Ispace’s robotic Mission 1 spacecraft likely crashed on Tuesday as it made its way to the moon’s surface. It was a setback for Japan’s private aerospace company and a total loss of several valuable payloads for customers trying to reach the moon.
Two countries – Japan and the United Arab Emirates – would lose what would have been their respective countries’ first robotic explorer on the lunar service.
JAXA, a Japanese space agency, planned to test a two-wheeled transformable lunar robot, a small sphere with cameras for surface observations. The data from the device would have been used to design a crewed, pressurized rover, which would enable transportation on the lunar surface during future astronaut missions.

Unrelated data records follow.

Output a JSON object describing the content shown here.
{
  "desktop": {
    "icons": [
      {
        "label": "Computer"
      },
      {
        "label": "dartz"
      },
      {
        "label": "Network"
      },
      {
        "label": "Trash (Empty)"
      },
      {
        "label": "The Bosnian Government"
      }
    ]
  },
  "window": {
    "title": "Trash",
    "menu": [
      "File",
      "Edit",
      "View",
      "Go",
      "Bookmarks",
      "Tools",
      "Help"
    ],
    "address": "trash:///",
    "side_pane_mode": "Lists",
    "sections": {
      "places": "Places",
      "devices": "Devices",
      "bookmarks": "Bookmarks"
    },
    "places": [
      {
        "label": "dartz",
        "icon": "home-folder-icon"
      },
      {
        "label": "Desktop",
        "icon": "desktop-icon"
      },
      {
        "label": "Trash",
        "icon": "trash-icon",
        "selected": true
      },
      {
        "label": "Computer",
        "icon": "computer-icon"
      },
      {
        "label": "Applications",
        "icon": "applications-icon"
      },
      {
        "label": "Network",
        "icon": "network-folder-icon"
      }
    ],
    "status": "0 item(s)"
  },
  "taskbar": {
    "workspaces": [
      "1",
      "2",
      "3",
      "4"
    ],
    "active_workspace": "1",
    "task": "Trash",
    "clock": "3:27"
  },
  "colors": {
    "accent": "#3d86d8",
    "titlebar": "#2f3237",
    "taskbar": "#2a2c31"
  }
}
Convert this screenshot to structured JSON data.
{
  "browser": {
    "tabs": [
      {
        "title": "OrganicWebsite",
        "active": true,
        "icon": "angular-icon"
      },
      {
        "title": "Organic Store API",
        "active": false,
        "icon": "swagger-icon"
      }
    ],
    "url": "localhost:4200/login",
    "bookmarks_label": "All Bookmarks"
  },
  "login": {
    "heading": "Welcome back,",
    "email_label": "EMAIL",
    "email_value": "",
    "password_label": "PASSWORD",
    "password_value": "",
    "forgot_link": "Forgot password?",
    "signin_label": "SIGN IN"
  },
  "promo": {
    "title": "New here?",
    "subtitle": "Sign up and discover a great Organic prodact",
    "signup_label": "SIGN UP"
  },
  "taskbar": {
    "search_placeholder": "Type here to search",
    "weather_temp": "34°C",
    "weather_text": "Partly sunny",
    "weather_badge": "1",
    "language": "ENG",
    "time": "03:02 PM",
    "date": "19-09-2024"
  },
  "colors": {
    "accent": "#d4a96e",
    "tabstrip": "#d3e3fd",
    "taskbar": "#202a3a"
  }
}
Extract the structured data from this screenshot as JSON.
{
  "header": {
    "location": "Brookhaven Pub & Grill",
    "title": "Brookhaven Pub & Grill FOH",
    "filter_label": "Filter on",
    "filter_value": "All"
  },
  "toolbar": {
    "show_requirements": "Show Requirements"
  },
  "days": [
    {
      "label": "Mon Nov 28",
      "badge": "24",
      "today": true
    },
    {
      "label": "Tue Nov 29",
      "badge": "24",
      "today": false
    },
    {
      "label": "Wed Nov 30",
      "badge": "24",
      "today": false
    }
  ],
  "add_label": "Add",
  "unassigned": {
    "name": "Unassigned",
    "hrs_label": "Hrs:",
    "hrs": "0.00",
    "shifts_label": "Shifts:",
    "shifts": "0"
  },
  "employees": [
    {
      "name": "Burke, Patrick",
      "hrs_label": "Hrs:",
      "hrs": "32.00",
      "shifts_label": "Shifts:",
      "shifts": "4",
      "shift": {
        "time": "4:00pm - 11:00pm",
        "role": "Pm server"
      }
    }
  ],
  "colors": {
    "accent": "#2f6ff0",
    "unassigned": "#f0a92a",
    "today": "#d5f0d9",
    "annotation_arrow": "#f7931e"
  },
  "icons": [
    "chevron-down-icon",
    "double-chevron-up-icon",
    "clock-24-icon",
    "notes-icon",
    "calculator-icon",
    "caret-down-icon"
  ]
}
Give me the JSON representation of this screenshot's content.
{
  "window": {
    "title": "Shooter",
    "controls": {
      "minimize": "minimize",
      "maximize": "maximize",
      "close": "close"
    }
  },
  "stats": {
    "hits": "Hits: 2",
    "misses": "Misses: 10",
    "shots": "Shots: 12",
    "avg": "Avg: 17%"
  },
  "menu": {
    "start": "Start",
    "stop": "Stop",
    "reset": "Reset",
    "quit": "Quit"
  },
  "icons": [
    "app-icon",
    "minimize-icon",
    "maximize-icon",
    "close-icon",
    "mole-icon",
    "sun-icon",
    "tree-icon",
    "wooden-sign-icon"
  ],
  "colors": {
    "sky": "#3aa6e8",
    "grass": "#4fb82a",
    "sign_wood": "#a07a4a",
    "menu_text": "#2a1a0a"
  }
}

The Mohammed Bin Rashid Space Center in Dubai, part of the United Arab Emirates’ increasingly active space program, sent Rashid, a small rover, to explore the landing site. The rover was set to “study lunar soil properties, lunar geology, dust movement and the surface plasma environment,” according to NASA.
It was the first Arab-built lunar spacecraft to be launched into space, and contained materials that would have made it “the very first European technology to make contact with the surface of the moon,” the European Space Agency said in a press release.
Other payloads included a solid-state battery test module from Japan’s NGK Spark Plug Company, an artificial intelligence flight computer, and 360-degree cameras from Canadian aerospace contractor Canadensys Aerospace.